ShengShu Technology and Tsinghua University Unveil TurboDiffusion, Ushering in the Era of Real-Time AI Video Generation

23.12.25 14:00 Uhr

Delivering faster generation, lower costs, improved user experience, and scalable enterprise use, without compromising visual quality

SINGAPORE, Dec. 23, 2025 /PRNewswire/ -- ShengShu Technology and Tsinghua University's TSAIL Lab have jointly announced the open-sourcing of TurboDiffusion (https://github.com/thu-ml/TurboDiffusion), a new acceleration framework that delivers 100 to 200 timesfaster AI video generation with little to no loss in visual quality. The release marks a significant milestone for the industry, signalling the arrival of a real-time generation era for AI video creation— a "DeepSeek Moment" for video foundation models.
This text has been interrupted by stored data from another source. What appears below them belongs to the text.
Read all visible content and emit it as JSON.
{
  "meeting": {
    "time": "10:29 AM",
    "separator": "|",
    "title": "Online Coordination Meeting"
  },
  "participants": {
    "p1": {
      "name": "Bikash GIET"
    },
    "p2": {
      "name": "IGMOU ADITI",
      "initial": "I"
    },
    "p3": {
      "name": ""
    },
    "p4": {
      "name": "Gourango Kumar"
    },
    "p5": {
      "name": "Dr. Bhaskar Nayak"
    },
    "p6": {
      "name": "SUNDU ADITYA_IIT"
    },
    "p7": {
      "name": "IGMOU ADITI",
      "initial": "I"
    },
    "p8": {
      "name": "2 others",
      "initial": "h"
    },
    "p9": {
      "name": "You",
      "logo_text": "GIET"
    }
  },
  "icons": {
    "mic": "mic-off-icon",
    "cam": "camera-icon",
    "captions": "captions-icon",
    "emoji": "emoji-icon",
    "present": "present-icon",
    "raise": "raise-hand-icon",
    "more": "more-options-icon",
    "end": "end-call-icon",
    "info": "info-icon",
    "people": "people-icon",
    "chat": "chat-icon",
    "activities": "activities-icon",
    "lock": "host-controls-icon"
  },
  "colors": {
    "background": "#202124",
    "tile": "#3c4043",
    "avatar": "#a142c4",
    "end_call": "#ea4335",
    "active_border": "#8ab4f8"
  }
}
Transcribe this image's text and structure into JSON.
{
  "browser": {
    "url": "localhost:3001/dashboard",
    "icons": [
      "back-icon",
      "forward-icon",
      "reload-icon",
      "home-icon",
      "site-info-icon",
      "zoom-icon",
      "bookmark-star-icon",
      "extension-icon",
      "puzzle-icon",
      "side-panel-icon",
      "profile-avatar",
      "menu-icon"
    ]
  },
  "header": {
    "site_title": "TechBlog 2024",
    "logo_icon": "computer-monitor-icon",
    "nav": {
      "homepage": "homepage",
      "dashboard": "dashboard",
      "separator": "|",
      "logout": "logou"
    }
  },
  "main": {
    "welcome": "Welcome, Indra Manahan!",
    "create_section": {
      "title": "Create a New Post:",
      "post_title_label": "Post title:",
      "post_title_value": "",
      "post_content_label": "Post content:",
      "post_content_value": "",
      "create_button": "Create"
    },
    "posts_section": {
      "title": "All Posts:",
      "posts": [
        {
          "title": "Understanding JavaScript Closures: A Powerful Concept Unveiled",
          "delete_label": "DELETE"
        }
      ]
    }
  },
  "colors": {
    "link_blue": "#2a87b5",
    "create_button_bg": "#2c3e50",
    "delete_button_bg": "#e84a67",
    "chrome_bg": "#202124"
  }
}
As generative AI advances rapidly in content creation, video generation is reaching a critical inflection point. The focus is no longer simply on whether video can be generated, but on whether high-quality output can be produced faster, at lower cost, and at scale for real-world and enterprise use. To address the long-standing trade-offs between quality, speed, and computing cost in high-resolution, long-form video generation, ShengShu Technology and Tsinghua University's TSAIL Lab conducted foundational research into inference efficiency, leading to the development of TurboDiffusion, which is designed to improve the practicality and scalability of AI video creation.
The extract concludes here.